Tess of the D'Urbervilles Man and the Natural World Quotes

How we cite our quotes: Citations follow this format: (Chapter.Paragraph)

Quote #7

The night came in, and took up its place there, unconcerned and indifferent; the night which had already swallowed up his happiness, and was now digesting it listlessly; and was ready to swallow up the happiness of a thousand other people with as little disturbance or change of mien. (35.80)

Thanks, Hardy – what a depressing thought. Misery is spread equally over "a thousand other people," and the world itself doesn't care or notice. The idea here is that we're all alone in an unfeeling and unsympathetic universe. That's certainly how Angel is feeling the morning after Tess's confession to him.

Quote #8

Thus Tess walks on; a figure which is part of the landscape; a field-woman pure and simple, in winter guise. (42.6)

Remember when Tess was working at the harvest way back in Phase II? The narrator describes all the female field workers as being part of the field (14.10). This is a similar moment, but it doesn't seem as positive here. Here, Tess is anonymous – she's a "figure," and a "field-woman." She melts into the landscape because of the monotony of the work. She's not unique anymore.

Quote #9

Inside this exterior, over which the eye might have roved as over a thing scarcely percipient, almost inorganic, there was the record of a pulsing life which had learnt too well, for its years, of the dust and ashes of things, of the cruelty of lust and the fragility of love. (42.8)

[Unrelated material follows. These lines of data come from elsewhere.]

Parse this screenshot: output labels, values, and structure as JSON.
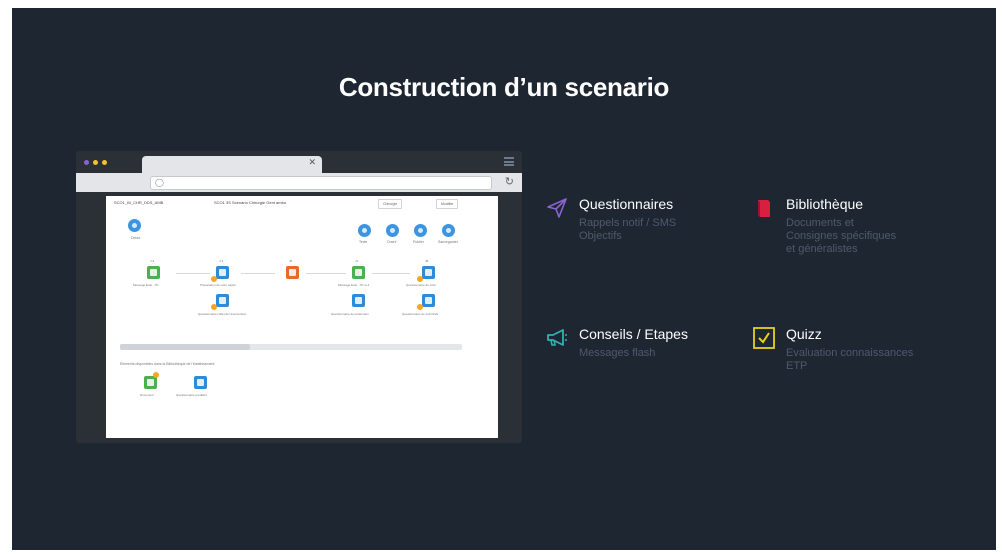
{
  "slide": {
    "title": "Construction d’un scenario"
  },
  "browser": {
    "screen": {
      "header_left": "SCO1_BI_CHR_DDS_AMB",
      "header_mid": "SCO1 3S Scenario Chirurgie Gent ambu",
      "header_select": "Chirurgie",
      "header_button": "Modifier",
      "start_label": "Debut",
      "actions": [
        "Texte",
        "Ouvrir",
        "Publier",
        "Sauvegarder"
      ],
      "nodes": [
        {
          "top": "J-3",
          "label": "Message Eval - TN"
        },
        {
          "top": "J-3",
          "label": "Préparation de votre séjour"
        },
        {
          "top": "J0",
          "label": ""
        },
        {
          "top": "J1",
          "label": "Message Eval - TN J+1"
        },
        {
          "top": "J8",
          "label": "Questionnaire de suivi"
        }
      ],
      "sub_nodes": [
        "Questionnaire l'effet de l'intervention",
        "Questionnaire de lendemain",
        "Questionnaire de suivi EVA"
      ],
      "library_label": "Éléments disponibles dans la Bibliothèque de l'établissement",
      "library_items": [
        "Document",
        "Questionnaire prédéfini"
      ]
    }
  },
  "features": [
    {
      "icon": "paper-plane-icon",
      "title": "Questionnaires",
      "desc": [
        "Rappels notif / SMS",
        "Objectifs"
      ]
    },
    {
      "icon": "book-icon",
      "title": "Bibliothèque",
      "desc": [
        "Documents et",
        "Consignes spécifiques",
        "et généralistes"
      ]
    },
    {
      "icon": "megaphone-icon",
      "title": "Conseils / Etapes",
      "desc": [
        "Messages flash"
      ]
    },
    {
      "icon": "checkbox-icon",
      "title": "Quizz",
      "desc": [
        "Evaluation connaissances",
        "ETP"
      ]
    }
  ],
  "colors": {
    "background": "#1e2632",
    "accent_purple": "#8a63d2",
    "accent_red": "#d81f3f",
    "accent_teal": "#2fb3b0",
    "accent_yellow": "#e8d21a",
    "desc_text": "#4e5a6a"
  }
}
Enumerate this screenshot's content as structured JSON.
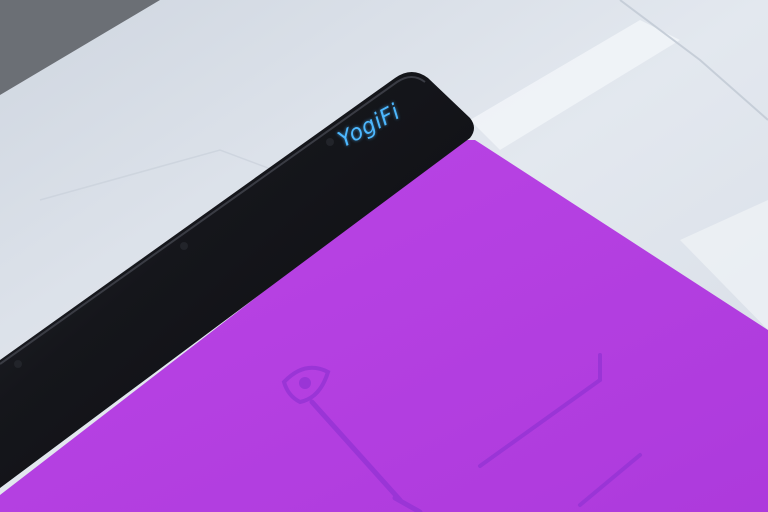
{
  "scene": {
    "brand_text": "YogiFi",
    "colors": {
      "mat": "#b43fe0",
      "mat_lines": "#9a35d6",
      "mat_case": "#15161b",
      "brand_led": "#4db8ff",
      "floor_dark": "#6b6f75",
      "paper": "#dfe4ec"
    },
    "objects": [
      "floor",
      "paper-sheets",
      "tape-strip",
      "yoga-mat",
      "mat-sensor-case",
      "brand-logo",
      "alignment-lines",
      "alignment-marker"
    ]
  }
}
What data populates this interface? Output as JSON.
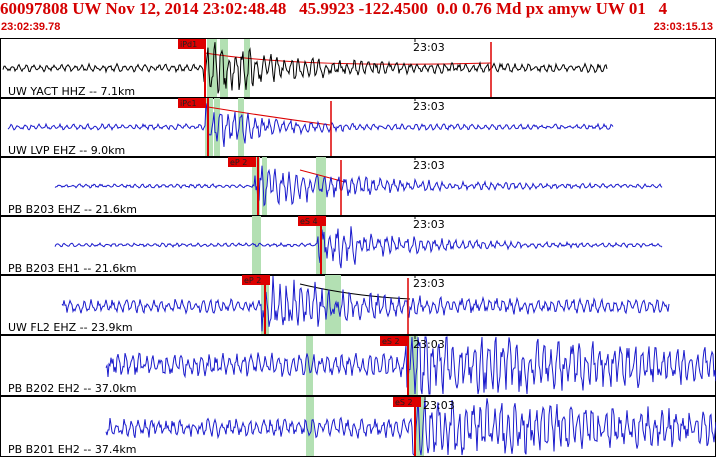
{
  "header": {
    "title": "60097808 UW Nov 12, 2014 23:02:48.48   45.9923 -122.4500  0.0 0.76 Md px amyw UW 01   4",
    "time_start": "23:02:39.78",
    "time_end": "23:03:15.13"
  },
  "colors": {
    "header_text": "#d40000",
    "trace_first": "#000000",
    "trace": "#1a1acc",
    "pick": "#dd0000",
    "window": "#b3e0b3",
    "coda": "#dd0000"
  },
  "minute_label": "23:03",
  "panels": [
    {
      "channel": "UW YACT HHZ -- 7.1km",
      "pick": "iPd1",
      "color": "black"
    },
    {
      "channel": "UW LVP EHZ -- 9.0km",
      "pick": "iPc1",
      "color": "blue"
    },
    {
      "channel": "PB B203 EHZ -- 21.6km",
      "pick": "eP 2",
      "color": "blue"
    },
    {
      "channel": "PB B203 EH1 -- 21.6km",
      "pick": "eS 4",
      "color": "blue"
    },
    {
      "channel": "UW FL2 EHZ -- 23.9km",
      "pick": "eP 2",
      "color": "blue"
    },
    {
      "channel": "PB B202 EH2 -- 37.0km",
      "pick": "eS 2",
      "color": "blue"
    },
    {
      "channel": "PB B201 EH2 -- 37.4km",
      "pick": "eS 2",
      "color": "blue"
    }
  ]
}
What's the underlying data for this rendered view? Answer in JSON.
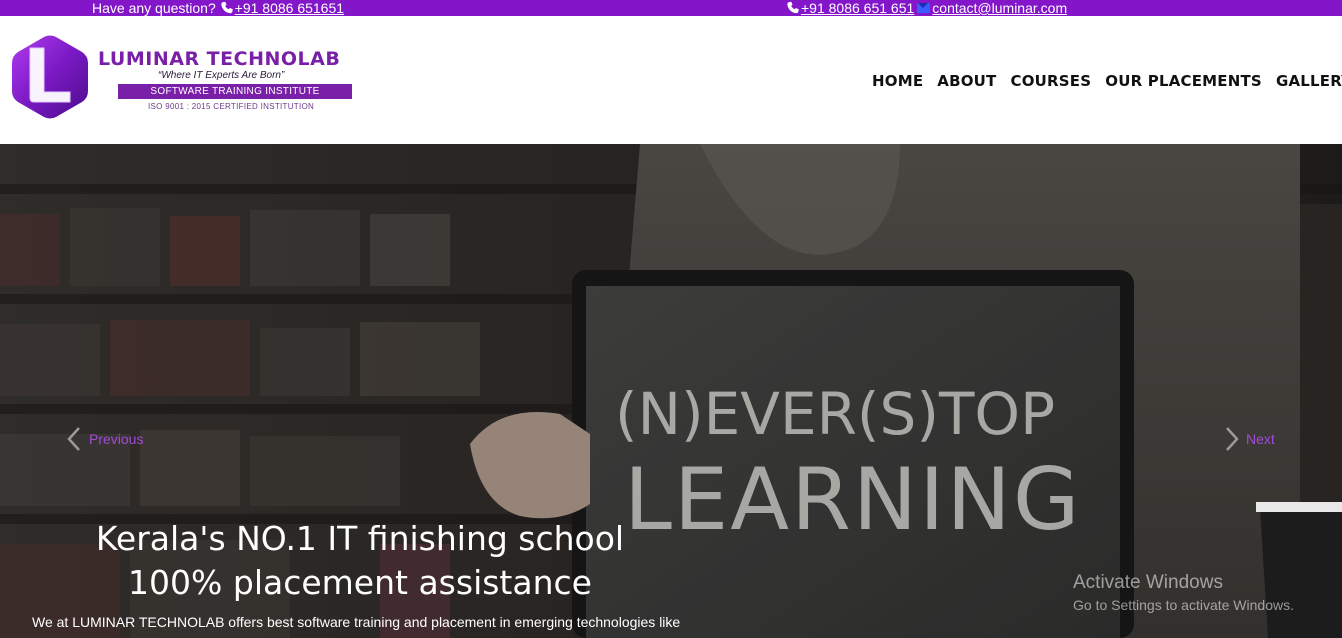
{
  "topbar": {
    "question_label": "Have any question?",
    "phone_left": "+91 8086 651651",
    "phone_right": "+91 8086 651 651",
    "email": "contact@luminar.com"
  },
  "brand": {
    "name": "LUMINAR TECHNOLAB",
    "tagline": "“Where IT Experts Are Born”",
    "subtitle": "SOFTWARE TRAINING INSTITUTE",
    "certification": "ISO 9001 : 2015 CERTIFIED INSTITUTION",
    "logo_letter": "L"
  },
  "nav": {
    "items": [
      {
        "label": "HOME"
      },
      {
        "label": "ABOUT"
      },
      {
        "label": "COURSES"
      },
      {
        "label": "OUR PLACEMENTS"
      },
      {
        "label": "GALLERY"
      }
    ]
  },
  "hero": {
    "chalk_text_line1": "(N)EVER(S)TOP",
    "chalk_text_line2": "LEARNING",
    "prev_label": "Previous",
    "next_label": "Next",
    "caption_line1": "Kerala's NO.1 IT finishing school",
    "caption_line2": "100% placement assistance",
    "caption_body": "We at LUMINAR TECHNOLAB offers best software training and placement in emerging technologies like"
  },
  "watermark": {
    "title": "Activate Windows",
    "subtitle": "Go to Settings to activate Windows."
  },
  "colors": {
    "brand_purple": "#8316c9",
    "control_purple": "#a24bd6"
  }
}
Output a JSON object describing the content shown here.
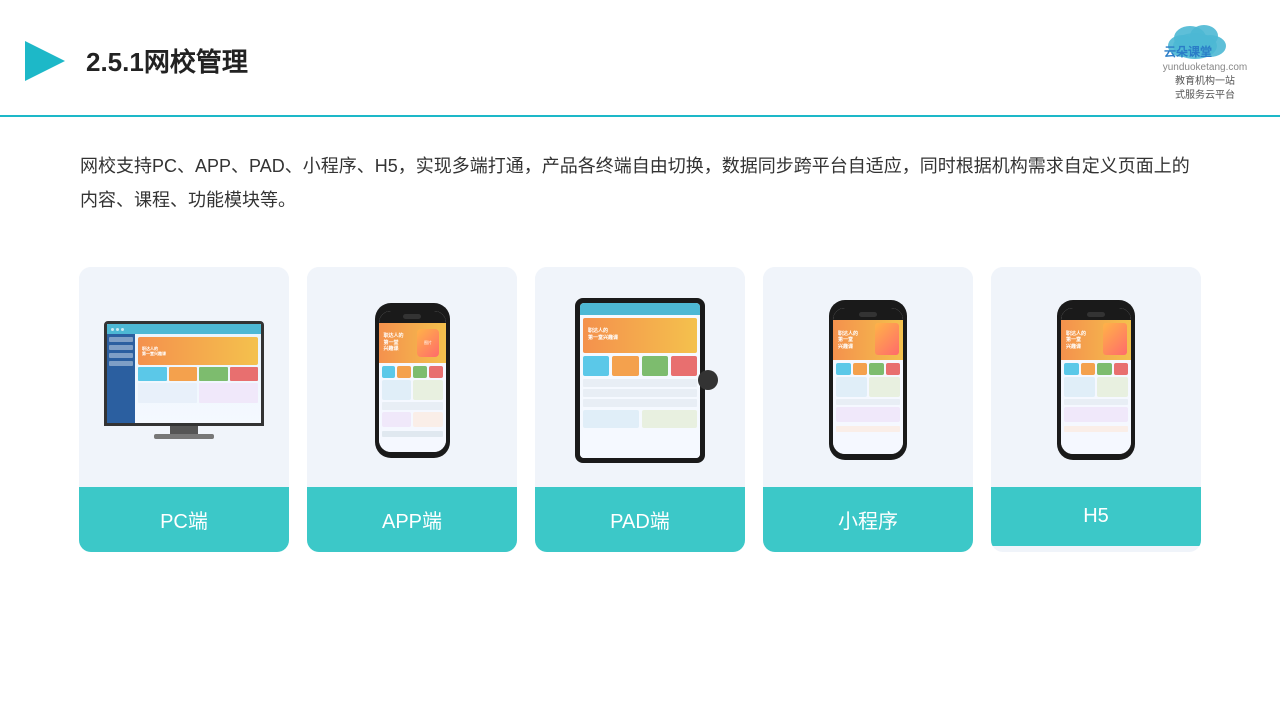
{
  "header": {
    "title": "2.5.1网校管理",
    "logo_name": "云朵课堂",
    "logo_url": "yunduoketang.com",
    "logo_tagline": "教育机构一站\n式服务云平台"
  },
  "description": {
    "text": "网校支持PC、APP、PAD、小程序、H5，实现多端打通，产品各终端自由切换，数据同步跨平台自适应，同时根据机构需求自定义页面上的内容、课程、功能模块等。"
  },
  "cards": [
    {
      "id": "pc",
      "label": "PC端"
    },
    {
      "id": "app",
      "label": "APP端"
    },
    {
      "id": "pad",
      "label": "PAD端"
    },
    {
      "id": "mini",
      "label": "小程序"
    },
    {
      "id": "h5",
      "label": "H5"
    }
  ],
  "colors": {
    "accent": "#3cc8c8",
    "header_border": "#1db8c8",
    "card_bg": "#f0f4fa"
  }
}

Tess's body seems almost to dissolve into the landscape as she works in the turnip field. Remember that earlier scene in which the narrator suggests that the female field workers become one with the field in a way that the men cannot? This is similar – but here, she's not just in sympathy with the ground, she herself is "almost inorganic," or without life. Almost, but not quite – there's still a "record" of life, but it's the "record" of a sad life.